I’ve previously said that curl is one of the most widely used software components in the world with its estimated over ten billion installations, and I’m getting questions about it every now and then.
— Is curl the most widely used software component in the world? If not, which one is?
We can’t know for sure which products are on the top list of the most widely deployed software components. There’s no method for us to count or estimate these numbers with a decent degree of certainty. We can only guess and make rough estimates – and it also depends on exactly what we count. And quite probably also depending on who‘s doing the counting.

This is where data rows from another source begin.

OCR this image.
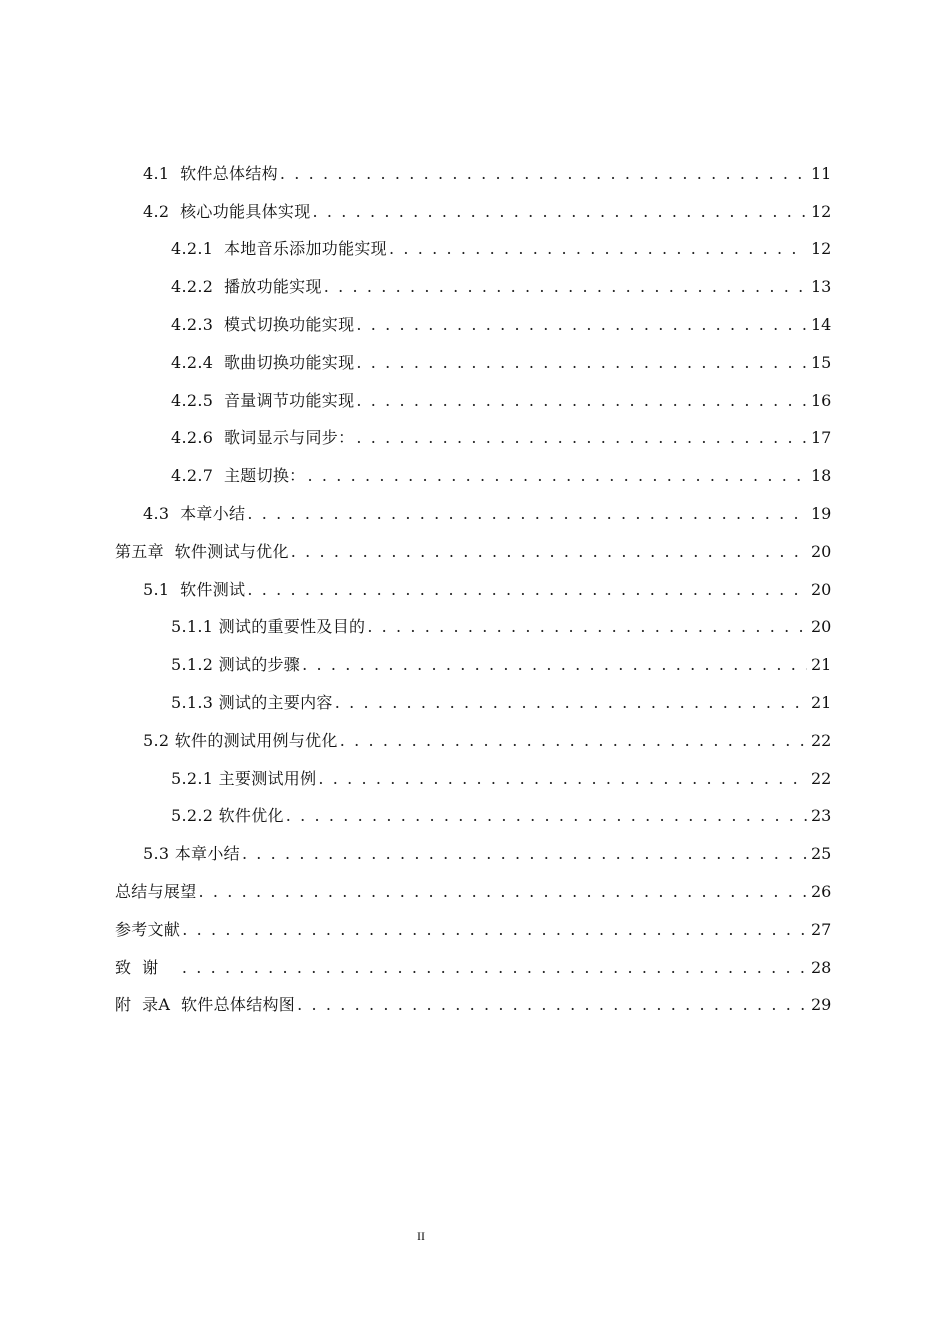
4.1  软件总体结构 . . .	11
4.2  核心功能具体实现 . . .	12
4.2.1  本地音乐添加功能实现 . . .	12
4.2.2  播放功能实现 . . .	13
4.2.3  模式切换功能实现 . . .	14
4.2.4  歌曲切换功能实现 . . .	15
4.2.5  音量调节功能实现 . . .	16
4.2.6  歌词显示与同步： . . .	17
4.2.7  主题切换： . . .	18
4.3  本章小结 . . .	19
第五章  软件测试与优化 . . .	20
5.1  软件测试 . . .	20
5.1.1 测试的重要性及目的 . . .	20
5.1.2 测试的步骤 . . .	21
5.1.3 测试的主要内容 . . .	21
5.2 软件的测试用例与优化 . . .	22
5.2.1 主要测试用例 . . .	22
5.2.2 软件优化 . . .	23
5.3 本章小结 . . .	25
总结与展望 . . .	26
参考文献 . . .	27
致  谢 . . .	28
附  录A  软件总体结构图 . . .	29
II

First, let’s acknowledge that SQLite already hosts a page for mostly deployed software module, where they speculate on this topic (and which doesn’t even mention curl). Also, does this count number of devices running the code or number of installs? If we count devices, does virtual machines count? Is it the number of currently used installations or total number of installations done over the years?
Choices
The SQLite page suggests four contenders for the top-5 list and I think it is pretty good:
- zlib (the original implementation)
- libpng
- libjpeg
- sqlite
I will go out on a limb and say that the two image libraries in the list, while of course very widely used, are not typically used on devices without screens and in the IoT world of today, such devices are fairly common. Light bulbs, power switches, networking gear etc. I think it might imply that they are slightly less used than the others in the list. Secondarily, libjpeg seems to not actually be around, but there are a few other successors that are used? Ie not a single implementation.
All top components are Open Source (sqlite’s situation is special but they still call it open source), and I don’t think it is a coincidence.

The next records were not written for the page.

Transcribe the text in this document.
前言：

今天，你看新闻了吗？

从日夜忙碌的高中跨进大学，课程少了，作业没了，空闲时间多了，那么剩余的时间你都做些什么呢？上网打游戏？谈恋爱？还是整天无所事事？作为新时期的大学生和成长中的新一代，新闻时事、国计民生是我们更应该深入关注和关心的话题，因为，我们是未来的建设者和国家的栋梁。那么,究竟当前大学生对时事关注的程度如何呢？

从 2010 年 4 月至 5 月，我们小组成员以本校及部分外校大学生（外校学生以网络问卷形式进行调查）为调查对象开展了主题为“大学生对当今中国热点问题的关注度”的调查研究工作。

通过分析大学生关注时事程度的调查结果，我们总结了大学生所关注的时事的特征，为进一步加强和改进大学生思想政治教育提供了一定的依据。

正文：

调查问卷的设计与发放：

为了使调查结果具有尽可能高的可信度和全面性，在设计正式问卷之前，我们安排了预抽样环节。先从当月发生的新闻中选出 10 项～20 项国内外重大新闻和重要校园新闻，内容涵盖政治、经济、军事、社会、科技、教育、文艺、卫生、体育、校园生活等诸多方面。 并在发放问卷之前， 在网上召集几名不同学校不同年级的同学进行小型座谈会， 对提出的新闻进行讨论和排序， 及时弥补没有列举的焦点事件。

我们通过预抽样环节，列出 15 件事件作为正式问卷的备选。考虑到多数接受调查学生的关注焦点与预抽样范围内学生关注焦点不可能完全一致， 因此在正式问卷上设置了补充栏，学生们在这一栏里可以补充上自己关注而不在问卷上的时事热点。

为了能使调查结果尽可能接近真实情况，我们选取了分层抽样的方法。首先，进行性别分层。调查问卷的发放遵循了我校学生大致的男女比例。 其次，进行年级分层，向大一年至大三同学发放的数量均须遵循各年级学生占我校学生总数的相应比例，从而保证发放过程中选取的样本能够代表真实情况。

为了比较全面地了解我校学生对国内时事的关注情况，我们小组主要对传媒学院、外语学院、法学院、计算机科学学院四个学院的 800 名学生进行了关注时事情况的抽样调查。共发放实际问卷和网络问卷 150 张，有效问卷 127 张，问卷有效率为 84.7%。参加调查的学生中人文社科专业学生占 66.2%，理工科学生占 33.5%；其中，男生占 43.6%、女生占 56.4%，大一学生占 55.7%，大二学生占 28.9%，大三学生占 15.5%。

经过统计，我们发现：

Are there other contenders not mentioned here? I figure maybe some of the operating systems for the tiniest devices that ship in the billions could be there. But I’m not sure there’s any such obvious market dominant player. There are other compression libraries too, but I doubt they reach the levels of zlib at this moment.
Someone brings up the Linux kernel, which certainly is very well used, but all Android devices, servers, windows 10 etc probably don’t make the unit count go over 7 billion and I believe that in virtually all Linux these kernel installs, curl, zlib and sqlite also run…

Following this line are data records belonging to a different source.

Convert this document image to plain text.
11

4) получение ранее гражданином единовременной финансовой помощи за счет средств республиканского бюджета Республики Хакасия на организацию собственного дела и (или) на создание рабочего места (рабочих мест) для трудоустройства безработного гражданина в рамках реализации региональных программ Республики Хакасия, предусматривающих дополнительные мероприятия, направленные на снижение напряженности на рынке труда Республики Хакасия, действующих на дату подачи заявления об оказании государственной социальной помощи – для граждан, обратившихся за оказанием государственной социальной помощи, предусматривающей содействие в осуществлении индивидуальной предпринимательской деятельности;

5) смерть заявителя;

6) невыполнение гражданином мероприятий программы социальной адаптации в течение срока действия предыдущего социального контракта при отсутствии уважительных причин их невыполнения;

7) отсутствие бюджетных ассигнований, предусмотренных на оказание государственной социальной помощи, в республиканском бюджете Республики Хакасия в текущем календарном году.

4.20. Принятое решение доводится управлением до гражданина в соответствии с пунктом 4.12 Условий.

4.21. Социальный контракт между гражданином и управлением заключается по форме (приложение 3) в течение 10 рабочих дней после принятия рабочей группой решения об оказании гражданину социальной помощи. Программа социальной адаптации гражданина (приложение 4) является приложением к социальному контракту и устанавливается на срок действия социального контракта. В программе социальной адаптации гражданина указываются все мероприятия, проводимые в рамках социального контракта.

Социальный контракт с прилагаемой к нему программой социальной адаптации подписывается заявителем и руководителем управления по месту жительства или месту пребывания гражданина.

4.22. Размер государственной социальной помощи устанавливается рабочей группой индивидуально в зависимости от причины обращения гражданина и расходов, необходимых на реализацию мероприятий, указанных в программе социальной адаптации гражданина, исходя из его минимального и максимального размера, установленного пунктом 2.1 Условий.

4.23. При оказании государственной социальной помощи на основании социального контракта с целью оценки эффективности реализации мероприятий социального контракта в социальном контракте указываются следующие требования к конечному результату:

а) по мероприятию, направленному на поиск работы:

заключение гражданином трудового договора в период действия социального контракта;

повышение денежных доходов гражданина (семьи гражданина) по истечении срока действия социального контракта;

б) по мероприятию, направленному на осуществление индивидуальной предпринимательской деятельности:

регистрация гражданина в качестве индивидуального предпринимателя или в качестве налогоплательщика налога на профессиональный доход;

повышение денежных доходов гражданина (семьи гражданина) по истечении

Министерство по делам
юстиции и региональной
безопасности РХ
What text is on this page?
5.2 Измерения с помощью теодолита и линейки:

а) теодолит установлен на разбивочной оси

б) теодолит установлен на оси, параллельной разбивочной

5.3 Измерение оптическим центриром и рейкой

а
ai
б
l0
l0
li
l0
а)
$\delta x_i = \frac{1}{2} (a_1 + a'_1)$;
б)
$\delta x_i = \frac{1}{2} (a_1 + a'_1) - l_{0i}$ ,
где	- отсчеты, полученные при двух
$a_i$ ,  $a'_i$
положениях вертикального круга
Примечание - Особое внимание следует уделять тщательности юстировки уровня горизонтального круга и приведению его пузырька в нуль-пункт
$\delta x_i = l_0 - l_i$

Similarly to how SQLite forgot to mention curl, I might of course also have a blind eye for some other really well-used code block.
The finalists
We end up with three finalists:
- zlib
- sqlite
- libcurl
I think it is impossible for us to rank these three in an order with any good certainty. If we look at that sqlite list of where it is used, we quickly recognize that zlib and libcurl are deployed in pretty much all of them as well. The three modules have a huge overlap and will all be installed in billions of devices, while of course there are also plenty that only install one or two of them.
I just can’t figure out the numbers that would rank these modules in the top-list.
The SQLite page says: our best guess is that SQLite is the second mostly widely deployed software library, after libz. They might of course be right. Or wrong. They also don’t specify or explain how they do that guess.
libc
Whenever I’ve mentioned widely used components in the past, someone has brought up “libc” as a contender. But since there are many different libc implementations and they are typically done for specific platforms/operating systems, I don’t think any single of the libc implementations actually reach the top-5 list.
zlib in curl/sqlite
Many people says zlib, partly because curl uses it, but then I have to add that zlib is an optional dependency for curl and I know many, including large volume, users that ship products with libcurl that doesn’t use zlib at all. One very obvious and public example, is the curl.exe
shipped in Windows 10 – that’s maybe one billion installs of curl that don’t bundle zlib.
If I understand things correctly, the situation is similar in sqlite: it doesn’t always ship with a zlib dependency.
The poll
I asked my twitter followers which one of these three components they guess is the most widely used one. Very unscientifically and of course skewed towards libcurl (since I asked and I have a curl bias),
The over 2,000 respondents voted libcurl with a fairly high margin.
What did I miss?
Did I miss a contender?
Have I overlooked some stats that make one of these win?
Updates: Since this was originally posted, I have had OpenSSL, expat and the Linux kernel proposed to me as additional finalists and possibly most-used components.
My guess is zlib, compression is everywhere.
I was one of your Twitter followers that voted for zlib. I think SQLite over estimates their own importance… Sure it’s used in every browser and in many apps, but I’ be surprised if there aren’t more apps that need to compress or communicate over the Internet than there are apps that need to have a small database.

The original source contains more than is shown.